The Metropolitan Opera has a dazzling new coloratura soprano. She is Atlanta-born Mattiwilda Dobbs, 31, pert, appealing to the eye, solacing to the most opera-worn ear. She made her debut as Gilda in Rigoletto last week, and the event was doubly important, for she is the first Negro to sing a romantic lead at the Met.*
Rigoletto, despite some of the most grippingly grisly melodrama in grand opera, is distinctly dated. Whenever Gilda has a spare moment, the orchestra lapses into a kind of soft-shoe accompaniment, leaving wide-open spaces for her graceful vocal glides and glitters. Soprano Dobbs sounded smooth as cashmere beside the tweedy textures of Tenor Jan Peerce and Baritone Leonard Warren. Her phrasing was always neat and true; in lyrical passages her voice floated with never an edge. In Verdi’s showy old coloratura bits, e.g., Caro Nome, it glittered clear and bright as a glockenspiel in a football band. She was nervous at first—her vibrato was fast as a canary’s, and she heaved her pretty bosom with each breath, which is not regarded good form—but she stopped the show several times, and the bravos rang out like pistol shots when she finished.
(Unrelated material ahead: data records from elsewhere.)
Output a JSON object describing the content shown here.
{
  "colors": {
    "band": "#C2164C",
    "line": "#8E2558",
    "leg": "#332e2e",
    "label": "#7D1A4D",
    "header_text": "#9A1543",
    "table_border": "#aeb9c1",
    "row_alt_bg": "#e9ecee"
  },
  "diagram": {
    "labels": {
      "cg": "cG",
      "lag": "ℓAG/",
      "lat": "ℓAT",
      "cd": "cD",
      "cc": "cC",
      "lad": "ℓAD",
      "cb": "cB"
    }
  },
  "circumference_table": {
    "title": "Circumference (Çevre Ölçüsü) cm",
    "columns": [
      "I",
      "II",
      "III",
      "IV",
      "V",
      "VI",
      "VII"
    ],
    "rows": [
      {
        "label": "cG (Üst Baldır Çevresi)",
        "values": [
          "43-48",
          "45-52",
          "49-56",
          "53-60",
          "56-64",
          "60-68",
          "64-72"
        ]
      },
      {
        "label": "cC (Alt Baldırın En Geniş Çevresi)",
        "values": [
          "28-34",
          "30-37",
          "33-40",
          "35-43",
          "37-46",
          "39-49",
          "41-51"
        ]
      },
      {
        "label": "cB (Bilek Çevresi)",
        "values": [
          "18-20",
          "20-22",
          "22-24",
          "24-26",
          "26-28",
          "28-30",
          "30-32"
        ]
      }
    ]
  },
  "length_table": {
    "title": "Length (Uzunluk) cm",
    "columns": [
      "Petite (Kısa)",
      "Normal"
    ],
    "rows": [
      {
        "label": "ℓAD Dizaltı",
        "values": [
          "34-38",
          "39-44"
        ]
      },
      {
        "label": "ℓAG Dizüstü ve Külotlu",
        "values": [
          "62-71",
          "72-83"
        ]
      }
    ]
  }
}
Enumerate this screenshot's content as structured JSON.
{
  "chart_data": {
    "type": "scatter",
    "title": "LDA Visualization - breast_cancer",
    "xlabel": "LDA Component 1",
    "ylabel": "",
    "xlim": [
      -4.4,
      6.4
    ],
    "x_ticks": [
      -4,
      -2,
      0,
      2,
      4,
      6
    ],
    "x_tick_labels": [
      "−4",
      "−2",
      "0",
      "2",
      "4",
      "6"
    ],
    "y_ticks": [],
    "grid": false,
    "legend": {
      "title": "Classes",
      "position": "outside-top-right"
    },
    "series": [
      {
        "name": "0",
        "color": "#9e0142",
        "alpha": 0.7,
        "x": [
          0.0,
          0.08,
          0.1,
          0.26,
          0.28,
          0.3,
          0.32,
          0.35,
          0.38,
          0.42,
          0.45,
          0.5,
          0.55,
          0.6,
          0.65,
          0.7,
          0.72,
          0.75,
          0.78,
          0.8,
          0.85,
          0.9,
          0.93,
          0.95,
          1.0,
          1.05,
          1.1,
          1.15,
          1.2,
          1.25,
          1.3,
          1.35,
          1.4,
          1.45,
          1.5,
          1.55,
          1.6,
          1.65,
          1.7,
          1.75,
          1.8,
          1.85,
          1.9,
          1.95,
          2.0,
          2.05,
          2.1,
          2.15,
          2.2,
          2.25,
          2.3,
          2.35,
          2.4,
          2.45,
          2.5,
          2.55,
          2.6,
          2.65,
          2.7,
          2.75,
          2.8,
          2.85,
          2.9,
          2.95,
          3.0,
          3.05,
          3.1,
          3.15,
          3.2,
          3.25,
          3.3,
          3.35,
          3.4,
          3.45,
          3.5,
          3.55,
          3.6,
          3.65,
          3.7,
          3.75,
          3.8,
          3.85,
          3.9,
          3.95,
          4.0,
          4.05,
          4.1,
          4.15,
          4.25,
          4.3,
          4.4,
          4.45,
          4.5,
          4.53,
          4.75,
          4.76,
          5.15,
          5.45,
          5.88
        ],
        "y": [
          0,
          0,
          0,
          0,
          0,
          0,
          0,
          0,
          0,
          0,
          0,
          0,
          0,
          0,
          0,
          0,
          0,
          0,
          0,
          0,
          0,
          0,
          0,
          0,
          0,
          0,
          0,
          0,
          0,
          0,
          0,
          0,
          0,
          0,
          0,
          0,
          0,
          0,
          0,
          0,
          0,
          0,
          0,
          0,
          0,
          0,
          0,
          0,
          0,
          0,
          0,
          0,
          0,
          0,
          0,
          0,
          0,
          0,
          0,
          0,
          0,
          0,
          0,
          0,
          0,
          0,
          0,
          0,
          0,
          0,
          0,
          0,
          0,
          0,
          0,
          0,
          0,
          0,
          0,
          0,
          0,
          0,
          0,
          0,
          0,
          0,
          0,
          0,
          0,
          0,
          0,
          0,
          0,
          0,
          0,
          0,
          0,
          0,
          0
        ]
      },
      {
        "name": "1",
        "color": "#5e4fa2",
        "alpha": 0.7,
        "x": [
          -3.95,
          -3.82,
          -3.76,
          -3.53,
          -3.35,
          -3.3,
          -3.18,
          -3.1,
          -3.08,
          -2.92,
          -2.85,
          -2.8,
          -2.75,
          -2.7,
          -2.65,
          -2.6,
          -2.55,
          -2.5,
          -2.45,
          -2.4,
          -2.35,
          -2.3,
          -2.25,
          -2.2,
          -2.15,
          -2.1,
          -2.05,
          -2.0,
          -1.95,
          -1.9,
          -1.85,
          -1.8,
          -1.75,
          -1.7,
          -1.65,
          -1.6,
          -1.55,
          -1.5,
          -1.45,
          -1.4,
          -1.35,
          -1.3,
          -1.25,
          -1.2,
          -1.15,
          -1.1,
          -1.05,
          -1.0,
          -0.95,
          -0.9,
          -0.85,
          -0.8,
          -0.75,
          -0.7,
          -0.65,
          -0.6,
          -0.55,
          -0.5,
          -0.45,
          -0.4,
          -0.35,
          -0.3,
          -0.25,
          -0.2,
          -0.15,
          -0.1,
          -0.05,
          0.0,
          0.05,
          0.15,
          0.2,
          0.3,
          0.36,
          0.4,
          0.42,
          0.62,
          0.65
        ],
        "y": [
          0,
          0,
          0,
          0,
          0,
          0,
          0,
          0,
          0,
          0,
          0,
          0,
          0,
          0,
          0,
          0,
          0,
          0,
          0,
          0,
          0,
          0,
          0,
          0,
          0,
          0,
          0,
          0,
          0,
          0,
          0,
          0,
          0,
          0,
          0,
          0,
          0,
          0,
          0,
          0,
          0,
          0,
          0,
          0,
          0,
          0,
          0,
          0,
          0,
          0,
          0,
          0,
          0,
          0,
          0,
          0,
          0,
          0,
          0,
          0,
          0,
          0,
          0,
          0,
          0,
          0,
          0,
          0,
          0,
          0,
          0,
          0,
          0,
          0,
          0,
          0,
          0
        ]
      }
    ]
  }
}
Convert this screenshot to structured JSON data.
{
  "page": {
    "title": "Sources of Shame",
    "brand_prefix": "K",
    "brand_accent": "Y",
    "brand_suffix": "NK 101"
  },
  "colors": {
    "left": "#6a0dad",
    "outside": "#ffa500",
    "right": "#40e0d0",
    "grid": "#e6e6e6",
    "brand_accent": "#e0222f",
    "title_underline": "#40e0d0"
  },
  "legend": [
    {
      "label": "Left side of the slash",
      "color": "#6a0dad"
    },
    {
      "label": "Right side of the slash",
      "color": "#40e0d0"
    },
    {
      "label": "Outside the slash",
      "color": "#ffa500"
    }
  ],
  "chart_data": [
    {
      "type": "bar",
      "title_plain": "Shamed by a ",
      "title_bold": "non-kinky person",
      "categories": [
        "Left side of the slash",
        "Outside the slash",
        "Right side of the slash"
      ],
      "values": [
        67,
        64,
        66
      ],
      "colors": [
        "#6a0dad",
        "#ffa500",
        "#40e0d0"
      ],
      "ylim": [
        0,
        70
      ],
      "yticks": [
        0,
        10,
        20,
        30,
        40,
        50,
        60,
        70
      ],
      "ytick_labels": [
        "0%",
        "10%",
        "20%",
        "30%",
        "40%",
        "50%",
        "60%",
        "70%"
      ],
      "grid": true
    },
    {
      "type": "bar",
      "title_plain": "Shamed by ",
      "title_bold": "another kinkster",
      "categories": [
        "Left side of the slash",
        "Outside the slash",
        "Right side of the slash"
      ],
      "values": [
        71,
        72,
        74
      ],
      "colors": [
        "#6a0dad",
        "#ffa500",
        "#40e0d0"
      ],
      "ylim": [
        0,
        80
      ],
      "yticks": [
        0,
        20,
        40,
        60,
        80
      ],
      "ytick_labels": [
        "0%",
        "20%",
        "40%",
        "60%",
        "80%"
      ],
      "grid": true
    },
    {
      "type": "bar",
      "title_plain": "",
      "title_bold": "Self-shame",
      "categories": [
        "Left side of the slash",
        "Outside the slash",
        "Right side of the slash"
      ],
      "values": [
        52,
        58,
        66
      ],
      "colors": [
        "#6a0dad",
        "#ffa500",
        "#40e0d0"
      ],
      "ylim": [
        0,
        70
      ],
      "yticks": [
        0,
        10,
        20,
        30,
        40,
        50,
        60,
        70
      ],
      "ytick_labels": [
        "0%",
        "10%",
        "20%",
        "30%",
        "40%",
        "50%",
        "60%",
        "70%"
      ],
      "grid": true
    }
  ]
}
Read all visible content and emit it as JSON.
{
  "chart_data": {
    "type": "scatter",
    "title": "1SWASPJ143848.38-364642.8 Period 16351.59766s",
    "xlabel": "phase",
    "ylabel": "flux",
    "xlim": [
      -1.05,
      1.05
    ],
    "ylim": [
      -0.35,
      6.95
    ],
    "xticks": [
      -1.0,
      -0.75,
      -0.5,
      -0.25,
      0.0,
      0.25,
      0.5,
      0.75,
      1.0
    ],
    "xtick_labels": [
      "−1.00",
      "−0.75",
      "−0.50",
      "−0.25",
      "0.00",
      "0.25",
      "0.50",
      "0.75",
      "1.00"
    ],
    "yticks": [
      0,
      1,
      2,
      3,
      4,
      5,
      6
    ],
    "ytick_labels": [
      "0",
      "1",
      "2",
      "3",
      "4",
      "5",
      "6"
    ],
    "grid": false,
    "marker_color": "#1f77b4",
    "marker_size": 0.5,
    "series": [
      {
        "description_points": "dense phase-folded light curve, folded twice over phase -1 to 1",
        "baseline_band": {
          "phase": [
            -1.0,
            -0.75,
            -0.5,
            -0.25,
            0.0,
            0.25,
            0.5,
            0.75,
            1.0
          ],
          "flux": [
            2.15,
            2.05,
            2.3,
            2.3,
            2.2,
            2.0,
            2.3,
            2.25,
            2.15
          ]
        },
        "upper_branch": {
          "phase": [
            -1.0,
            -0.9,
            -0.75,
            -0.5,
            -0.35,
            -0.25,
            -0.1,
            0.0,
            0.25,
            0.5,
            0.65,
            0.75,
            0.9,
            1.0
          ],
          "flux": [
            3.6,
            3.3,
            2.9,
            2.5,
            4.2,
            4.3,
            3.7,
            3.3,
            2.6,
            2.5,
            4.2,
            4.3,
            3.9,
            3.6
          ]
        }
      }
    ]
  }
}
Soprano Dobbs has traveled as far and fast as her admirers could have hoped, since she bowed at La Scala as Elvira in Rossini’s L’ltaliana in Algeri three years ago (TIME, March 16, 1953). In Europe she has appeared before both opera and concert audiences from Stockholm to Mi lan. While studying in Paris she met her husband, a Spanish journalist named Luis Rodriguez, lost him 14 months later (he died of a liver ailment), two days before she was to sing a command performance of Le Cog d’Or at London’s Covent Garden. She went on (as the Queen of Shema-khan) despite the tragedy, now thinks “singing helped.”
Mattiwilda (a contraction of the names of her maternal grandmother) made her U.S. stage debut with the San Francisco Opera a year ago, was back in Covent Garden last February when word came that the Met wanted her to sing four Gildas this season. She was asked to keep it a secret until the opera made the announcement, so her only celebration was to sing “especially well that night.”
*Famed Contralto Marian Anderson broke the singers’ color barrier two years ago in the role of the Negro Ulrica in Verdi’s Un Ballo in Maschera. Three weeks later, Baritone Robert McFerrin made his Met debut as Amonasro in Aïda. Ballerina Janet Collins was the first Negro ever to be featured at the Met (in 1951), also in Aïda.